À en croire Boukharine pour qui lit The Historical Materialism, la sociologie peut être qualifiée de « philosophie de l’histoire » et de « théorie du procès historique ». La sociologie marxiste est relativement proche du matérialisme historique. Ce qui rend la sociologie marxiste supérieure aux théories bourgeoises sur la société est que, puisque la classe ouvrière n’a aucun intérêt à maintenir le statu quo, elle est donc capable de s’emparer de son historicité et, ainsi, du processus transformatif inhérent à l’action. « Le prolétariat n’est pas intéressé par la préservation du phénomène et est ainsi plus ambitieuse (…). La science sociale prolétarienne (…) est supérieure parce qu’elle a une vision plus profonde et plus large du phénomène de la vie sociale » (Boukharine, 1934 [1921] : xii).
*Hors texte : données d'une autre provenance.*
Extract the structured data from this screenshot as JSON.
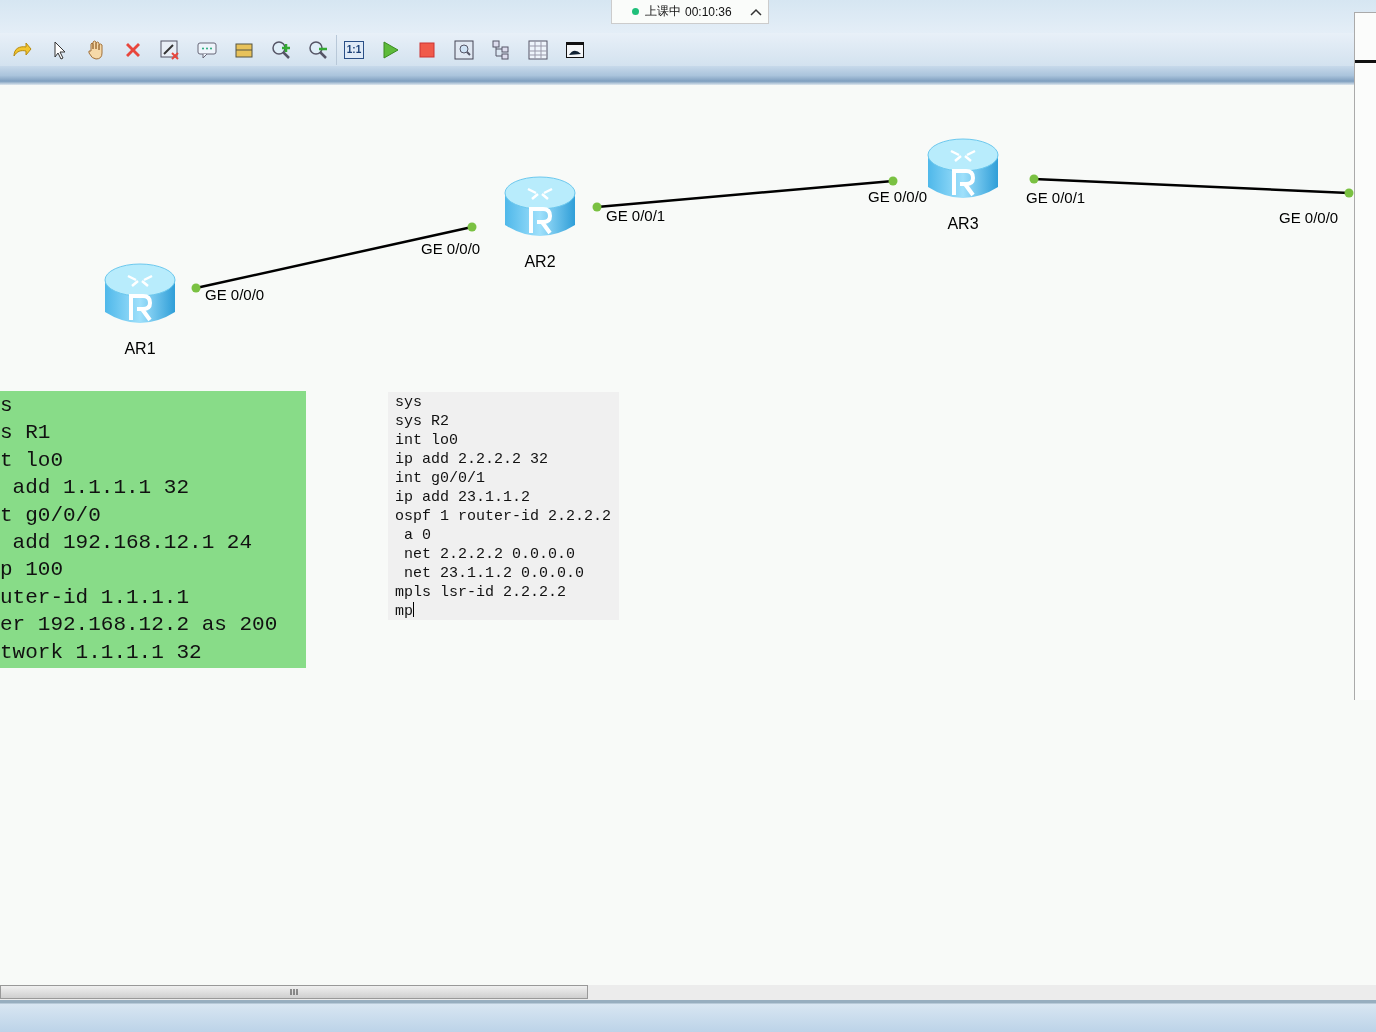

Comme Boukharine le précisa dans son discours de Londres, « Le subjectivisme de classe des formes de cognition n’exclut en rien la signifiance objective de la cognition (…) mais les méthodes spécifiques de conception, dans leur progrès historique, conditionne variablement le processus de développement de la concordance de la cognition » (Boukharine, 1931 : 24). Ainsi, Boukharine appréhende l’avancée scientifique comme une représentation de la réalité gagnant progressivement en précision grâce à la science, d’après un principe d’adequatio mentis ad rem (ibid. : 18) : « La cognition, historiquement considérée, est le reflet de plus en plus adéquat de la réalité objective. Le critère fondamental de la correction de la cognition est ainsi le critère de sa concordance, son degré de correspondance à la réalité objective ».

Dans The Historical Materialism, Boukharine défend longuement le matérialisme en présentant ce dernier comme l’opposé de l’idéalisme (Boukharine, 1934 [1921] : 53 ff.). De la même manière, la première section du discours de Londres de 1931 adresse les « questions fondamentales en philosophie : la question de la réalité objective du monde extérieur, indépendant du sujet la percevant, et la question de sa connaissabilité » (Boukharine, 1931 : 11 ff.). En 1931, il avança que l’objectivité du monde et la possibilité-même de connaître ce dernier étaient toutes deux confirmées par l’activité empirique comme par sa présupposition. Celles-ci seraient en effet toujours confirmées de facto (ibid. : 16) : « l’épistémologie, qui est une praxéologie, doit partir de la réalité du monde extérieur : non pas comme une fiction, ni comme une illusion, ni comme une hypothèse, mais comme un fait de base ».

Outre sur le matérialisme comme condition à la pensée scientifique, Boukharine réfléchit également sur les objectifs de la science. Les scientifiques recherchent des lois générales, que celles-ci soient naturelles ou sociales (Boukharine, 1934 [1921] : 20) : « [e]n nature et en société, il y a une régularité définie, une loi naturelle fixe. La définition de cette loi naturelle est la première tâche de la science. Cette causalité en nature comme en société est objective ». L’on serait dès lors en droit d’attendre que, tout comme l’astronomie prédit des éclipses, la sociologie ou le matérialisme historique prédisent des développements sociaux (ibid. : 51).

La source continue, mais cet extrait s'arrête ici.